The most compelling part of Vander Kam’s book is the story of the Liberation of the church in 1944 and the events in the synods of the Geformeerde Kerken van Nederland (GKN) which led to it. This is a story which must be told. Even though more than fifty years have passed, the effects of these decisions are still seen in the GKN. The decision to depose Dr. Schilder was made in 1944 while The Netherlands was occupied by the Nazis, and Professor Schilder himself was in hiding. It was one of the most ungodly miscarriages of justice in modem church history. The GKN synod had not assessed the tremendous following that Schilder possessed. When the dust settled, more than 100,000 members left the GKN along with some of the most confessional ministers. The GKN never recovered from this terrible decision. History shows that when discipline is misapplied and the tragic results are seen, the key of discipline is seldom used again. The GKN has allowed departures from the Scripture and confessions to go on with impunity ever since.
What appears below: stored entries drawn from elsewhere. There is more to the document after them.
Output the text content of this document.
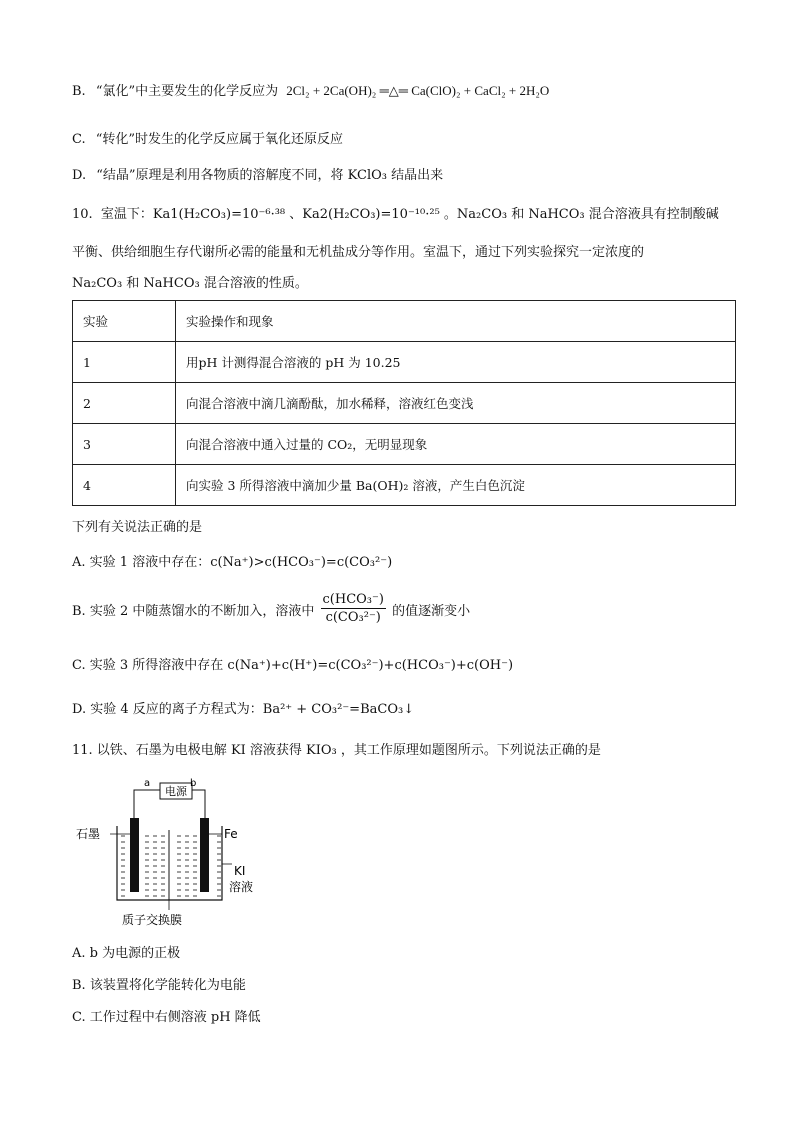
B. “氯化”中主要发生的化学反应为 2Cl₂ + 2Ca(OH)₂ ═△═ Ca(ClO)₂ + CaCl₂ + 2H₂O
C. “转化”时发生的化学反应属于氧化还原反应
D. “结晶”原理是利用各物质的溶解度不同，将 KClO₃ 结晶出来
10. 室温下：Ka1(H₂CO₃)=10⁻⁶·³⁸ 、Ka2(H₂CO₃)=10⁻¹⁰·²⁵ 。Na₂CO₃ 和 NaHCO₃ 混合溶液具有控制酸碱
平衡、供给细胞生存代谢所必需的能量和无机盐成分等作用。室温下，通过下列实验探究一定浓度的
Na₂CO₃ 和 NaHCO₃ 混合溶液的性质。
实验	实验操作和现象
1	用pH 计测得混合溶液的 pH 为 10.25
2	向混合溶液中滴几滴酚酞，加水稀释，溶液红色变浅
3	向混合溶液中通入过量的 CO₂，无明显现象
4	向实验 3 所得溶液中滴加少量 Ba(OH)₂ 溶液，产生白色沉淀
下列有关说法正确的是
A. 实验 1 溶液中存在：c(Na⁺)>c(HCO₃⁻)=c(CO₃²⁻)
B. 实验 2 中随蒸馏水的不断加入，溶液中 $\frac{\text{c(HCO₃⁻)}}{\text{c(CO₃²⁻)}}$ 的值逐渐变小
C. 实验 3 所得溶液中存在 c(Na⁺)+c(H⁺)=c(CO₃²⁻)+c(HCO₃⁻)+c(OH⁻)
D. 实验 4 反应的离子方程式为：Ba²⁺ + CO₃²⁻=BaCO₃↓
11. 以铁、石墨为电极电解 KI 溶液获得 KIO₃ ，其工作原理如题图所示。下列说法正确的是
电源
a	b
石墨	Fe
KI
溶液
质子交换膜
A. b 为电源的正极
B. 该装置将化学能转化为电能
C. 工作过程中右侧溶液 pH 降低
The church which was formed by those who left the GKN has grown. In The Netherlands it is called the GKN Vrij-gemaked (Liberated). In Canada it is called the Canadian Reformed churches and in the USA, it is called the American Reformed churches. The seminary in The Netherlands is on Broedeweg in Kampen, and theseminary of the Canadian Reformed churches is in Hamilton, Ontario. Rev. Vander Kam asks the question: Was the situation of 1944 worth a split in the church? In his analysis of the situation in the GKN since that time, its failure to discipline those who departed from orthodoxy and its subsequent weakness in maintaining Reformed faith and life, the split was worth it, says Vander Kam, because the liberated churches are strong. They really are the continuation of the historic Reformed churches. This is a book which deals with a piece of modem Reformed church history that impacts the Reformed churches today wherever they are. We are indebted to Rev. Vander Kam for his desire that the story of his beloved Klaas Schilder be told.

Rev. Vander Kam went to be with the Lord shortly before this book was published, but his legacy lives on.